Na ausência dos anjos
Oestival caso Ricardo Robles revela-nos, entre outras lições, o caráter insubstituível do ensinamento dos clássicos. O problema central da política - antes da entrada em cena do ruidoso jargão especializado de economistas, juristas, sociólogos, politólogos, etc. - é de natureza subjetiva. Antes das coisas, o que é preciso pensar na política são as pessoas. Trata-se de um problema de pessoal, no duplo sentido: quem são os membros que constituem o corpo que designamos como político? Quem está mais bem habilitado para o desempenho de cargos públicos nesse corpo artificial? Sobre a primeira questão, importa recordar que qualquer entidade política constitui-se entre seres humanos, isto é, criaturas capazes de grandeza, mas também frágeis, inseguras, que preferem ser amparadas pela força da opinião alheia, mesmo que isso implique sacrificar a solidez de um juízo rigoroso ou a fidelidade a valores validados como universais. A granítica formulação de James Madison, em 1787, continua inabalável: se os homens fossem anjos, não seria necessário constituir qualquer espécie de governo, se os homens fossem governados por anjos, não seriam necessários quaisquer controlos externos ou internos sobre o governo... Da condição humana - sempre inclinada a ser condescendente com o abuso do interesse próprio e implacável para com o desvio alheio - segue-se que para os cargos de responsabilidade política não deveria servir qualquer um. A democracia, com pés no chão e de carne e osso, é o regime em que todos escolhem, mas poucos são os escolhidos. O problema central da qualidade da democracia é, assim, um problema de casting. A afinidade entre o problema da escolha de governantes e o da escolha de bons atores é matricial, pois tanto a democracia como o teatro foram criados, numa misteriosa simultaneidade, pelos atenienses de há 25 séculos!

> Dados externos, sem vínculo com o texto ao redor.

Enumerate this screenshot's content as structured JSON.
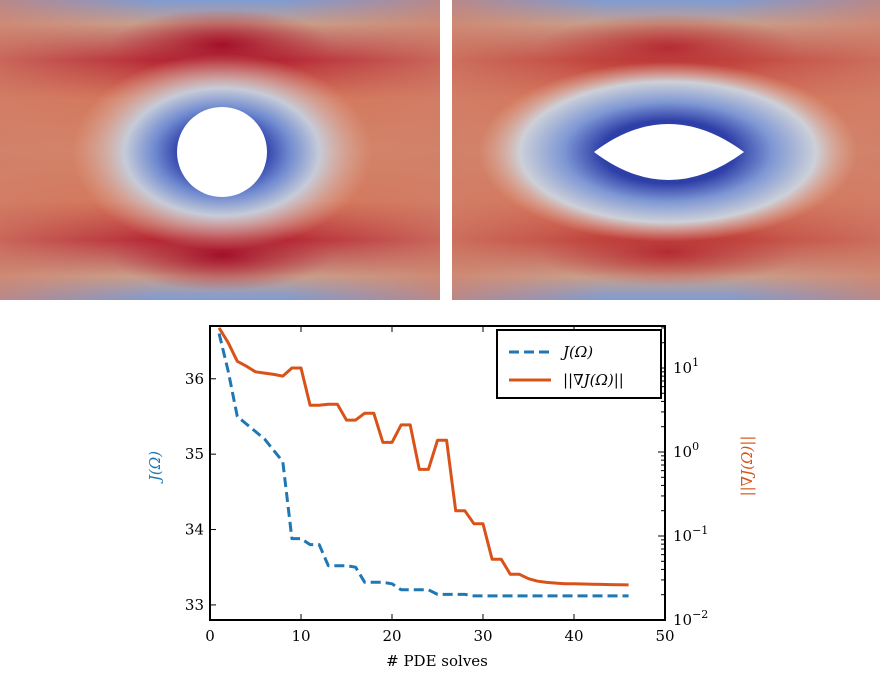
{
  "colormap": {
    "low": "#3a4cc0",
    "mid": "#dcdcdc",
    "high": "#b40426",
    "top_peak": "#a3102a",
    "obstacle": "#ffffff"
  },
  "panels": [
    {
      "name": "initial-shape",
      "obstacle": "circle"
    },
    {
      "name": "optimized-shape",
      "obstacle": "lens"
    }
  ],
  "chart_data": {
    "type": "line",
    "xlabel": "# PDE solves",
    "ylabel_left": "J(Ω)",
    "ylabel_right": "||∇J(Ω)||",
    "xlim": [
      0,
      50
    ],
    "ylim_left": [
      32.8,
      36.7
    ],
    "ylim_right_log10": [
      -2,
      1.5
    ],
    "xticks": [
      0,
      10,
      20,
      30,
      40,
      50
    ],
    "yticks_left": [
      33,
      34,
      35,
      36
    ],
    "yticks_right": [
      "10^−2",
      "10^−1",
      "10^0",
      "10^1"
    ],
    "legend_position": "top-right",
    "grid": false,
    "series": [
      {
        "name": "J(Ω)",
        "axis": "left",
        "color": "#1f77b4",
        "style": "dashed",
        "x": [
          1,
          2,
          3,
          4,
          5,
          6,
          7,
          8,
          9,
          10,
          11,
          12,
          13,
          14,
          15,
          16,
          17,
          18,
          19,
          20,
          21,
          22,
          23,
          24,
          25,
          26,
          27,
          28,
          29,
          30,
          31,
          32,
          33,
          34,
          35,
          36,
          37,
          38,
          39,
          40,
          41,
          42,
          43,
          44,
          45,
          46
        ],
        "y": [
          36.6,
          36.1,
          35.5,
          35.4,
          35.3,
          35.2,
          35.05,
          34.9,
          33.88,
          33.88,
          33.8,
          33.8,
          33.52,
          33.52,
          33.52,
          33.5,
          33.3,
          33.3,
          33.3,
          33.28,
          33.2,
          33.2,
          33.2,
          33.2,
          33.14,
          33.14,
          33.14,
          33.14,
          33.12,
          33.12,
          33.12,
          33.12,
          33.12,
          33.12,
          33.12,
          33.12,
          33.12,
          33.12,
          33.12,
          33.12,
          33.12,
          33.12,
          33.12,
          33.12,
          33.12,
          33.12
        ]
      },
      {
        "name": "||∇J(Ω)||",
        "axis": "right",
        "color": "#d95319",
        "style": "solid",
        "x": [
          1,
          2,
          3,
          4,
          5,
          6,
          7,
          8,
          9,
          10,
          11,
          12,
          13,
          14,
          15,
          16,
          17,
          18,
          19,
          20,
          21,
          22,
          23,
          24,
          25,
          26,
          27,
          28,
          29,
          30,
          31,
          32,
          33,
          34,
          35,
          36,
          37,
          38,
          39,
          40,
          41,
          42,
          43,
          44,
          45,
          46
        ],
        "y": [
          30,
          20,
          12,
          10.5,
          9,
          8.7,
          8.4,
          8,
          10,
          10,
          3.6,
          3.6,
          3.7,
          3.7,
          2.4,
          2.4,
          2.9,
          2.9,
          1.3,
          1.3,
          2.1,
          2.1,
          0.62,
          0.62,
          1.38,
          1.38,
          0.2,
          0.2,
          0.14,
          0.14,
          0.053,
          0.053,
          0.035,
          0.035,
          0.031,
          0.029,
          0.028,
          0.0275,
          0.027,
          0.027,
          0.0268,
          0.0266,
          0.0265,
          0.0264,
          0.0263,
          0.0262
        ]
      }
    ]
  }
}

A democracia de Péricles foi ferida pela arrogância que levou à Guerra do Peloponeso. Contudo, o remédio seguinte, a abolição da democracia, limitou-se a agravar o problema, pois transformou os erros de casting em colossais tragédias coletivas. Como veio a repetir-se na Europa, quando sanguinários delinquentes profissionais, como Estaline e Hitler, se transformaram em tiranos perpétuos. O caso Robles mostra, pelo contrário, a força corretiva e o sortilégio pedagógico da democracia, que põe a nu o lenho retorcido de que somos feitos. Em escassos dias, sem alarde institucional, nem comissões de inquérito, apenas pelo trabalho da imprensa livre, talvez tenha sido possível resgatar, em regime de tempo integral para a esfera da iniciativa privada, um jovem e talentoso “empreendedor”, cuja vocação parece ter sido revelada na esfera do serviço público. No caso Robles ilustra-se também as virtudes catárticas do riso que, como escreveu Hannah Arendt, derruba toda a autoridade moral meramente aparente. Aqui a vítima foi Catarina Martins, compreendendo tardiamente por que contra gargalhadas não há argumentos. Mas também ela terá crescido, política e humanamente, com este episódio.
Para os leitores que se indignem por eu reduzir, pela força da lógica, também a um erro de casting a tragédia da maciça corrupção político-financeira que levou Portugal ao colapso declarado em 2011, de que ainda não saímos, a pergunta que lhes deixo é simples: será que todos fizemos, como cidadãos, o que deveria ter sido realizado para evitar essa queda no abismo?